Archie and Courtney are poised in the living room, cards in front of them, pennies in one hand and wine glasses in the other.

“Let’s go, girl! I have faith that I’ve got the winning card!” Archie says with a jerk of his chin toward the glitter-accented paper in front of him.

Glitter is the herpes of crafting materials. Once you’ve got it, there’s no un-getting it. My apartment’s done for. It’ll be perpetually covered in gold glitter for the rest of the time I live here no matter how many times I vacuum. I should move out now and forfeit my security deposit.

I flop to the couch, half falling on Courtney who lets out a whoop of surprise and almost spills her filled-to-the-brim wineglass, which would be a double tragedy because she’s wearing cute jeans and sitting on my white couch. “Hey! Watch it!”

I steal her wine glass, upend it, and chug it down in one go like I’m a sorority girl with a curfew and a crush on the quarterback of the football team. I hold it up, barely a spot of red in the bottom. “Again.”

Courtney and Archie meet eyes over my head, worry and shock in both, I imagine. Violet swoops in from wherever she took my suitcase.

“One more, and then you’re cut off,” Violet declares as she grabs my glass, refills it, and then gives it back.

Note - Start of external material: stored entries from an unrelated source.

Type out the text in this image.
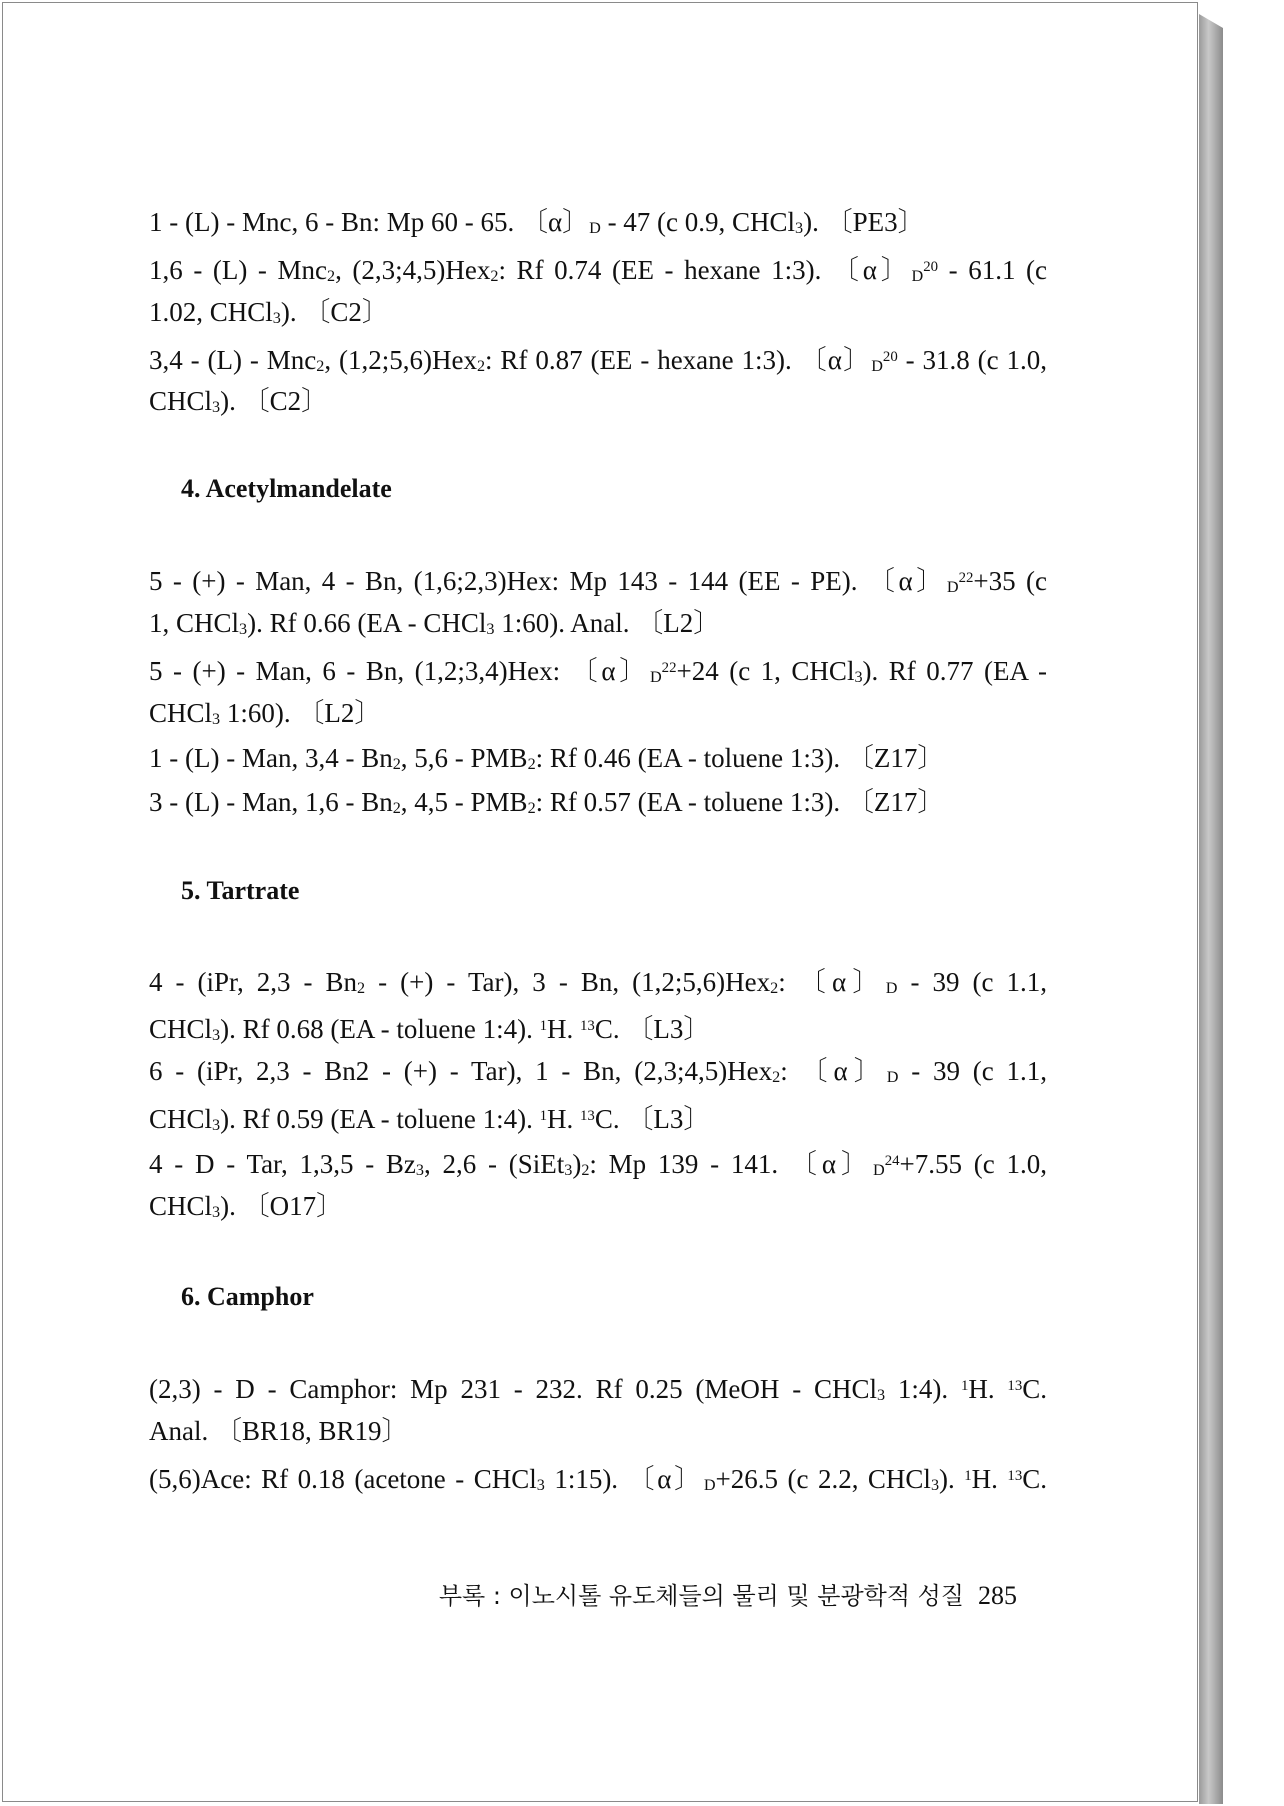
1 - (L) - Mnc, 6 - Bn: Mp 60 - 65. 〔α〕D - 47 (c 0.9, CHCl3). 〔PE3〕
1,6 - (L) - Mnc2, (2,3;4,5)Hex2: Rf 0.74 (EE - hexane 1:3). 〔α〕$D^{20} - 61.1$ (c
1.02, CHCl3). 〔C2〕
3,4 - (L) - Mnc2, (1,2;5,6)Hex2: Rf 0.87 (EE - hexane 1:3). 〔α〕$D^{20} - 31.8$ (c 1.0,
CHCl3). 〔C2〕
4. Acetylmandelate
5 - (+) - Man, 4 - Bn, (1,6;2,3)Hex: Mp 143 - 144 (EE - PE). 〔α〕$D^{22}+35$ (c
1, CHCl3). Rf 0.66 (EA - CHCl3 1:60). Anal. 〔L2〕
5 - (+) - Man, 6 - Bn, (1,2;3,4)Hex: 〔α〕$D^{22}+24$ (c 1, CHCl3). Rf 0.77 (EA -
CHCl3 1:60). 〔L2〕
1 - (L) - Man, 3,4 - Bn2, 5,6 - PMB2: Rf 0.46 (EA - toluene 1:3). 〔Z17〕
3 - (L) - Man, 1,6 - Bn2, 4,5 - PMB2: Rf 0.57 (EA - toluene 1:3). 〔Z17〕
5. Tartrate
4 - (iPr, 2,3 - Bn2 - (+) - Tar), 3 - Bn, (1,2;5,6)Hex2: 〔α〕D - 39 (c 1.1,
CHCl3). Rf 0.68 (EA - toluene 1:4). $^1$H. $^{13}$C. 〔L3〕
6 - (iPr, 2,3 - Bn2 - (+) - Tar), 1 - Bn, (2,3;4,5)Hex2: 〔α〕D - 39 (c 1.1,
CHCl3). Rf 0.59 (EA - toluene 1:4). $^1$H. $^{13}$C. 〔L3〕
4 - D - Tar, 1,3,5 - Bz3, 2,6 - (SiEt3)2: Mp 139 - 141. 〔α〕$D^{24}+7.55$ (c 1.0,
CHCl3). 〔O17〕
6. Camphor
(2,3) - D - Camphor: Mp 231 - 232. Rf 0.25 (MeOH - CHCl3 1:4). $^1$H. $^{13}$C.
Anal. 〔BR18, BR19〕
(5,6)Ace: Rf 0.18 (acetone - CHCl3 1:15). 〔α〕D+26.5 (c 2.2, CHCl3). $^1$H. $^{13}$C.
부록 : 이노시톨 유도체들의 물리 및 분광학적 성질 285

I look at her wryly as she gets Courtney a fresh glass too.

“Okay, hit us with it,” Courtney demands, “so we know what we’re dealing with.” She’s a planner, always has been and always will be. By the time I get this story out, she’ll have it analyzed from every angle, thought of at least three different ways to handle it, mentally argued the pros and cons of each with herself, and then . . . she’ll tell me what I need to do. Usually, it drives me nuts. Right now, I would love for someone to tell me what the fuck just happened and why I feel like I left something vital in Aruba.

Like a foot. Or a hand. Or . . . my heart?

“Dream gig in paradise, you know that part. But the wedding planner was a total pain in the ass. Nothing was good enough and she kept calling me ‘flower girl’ and ‘Miss Andrews’.” I imitate Meredith’s snooty manner.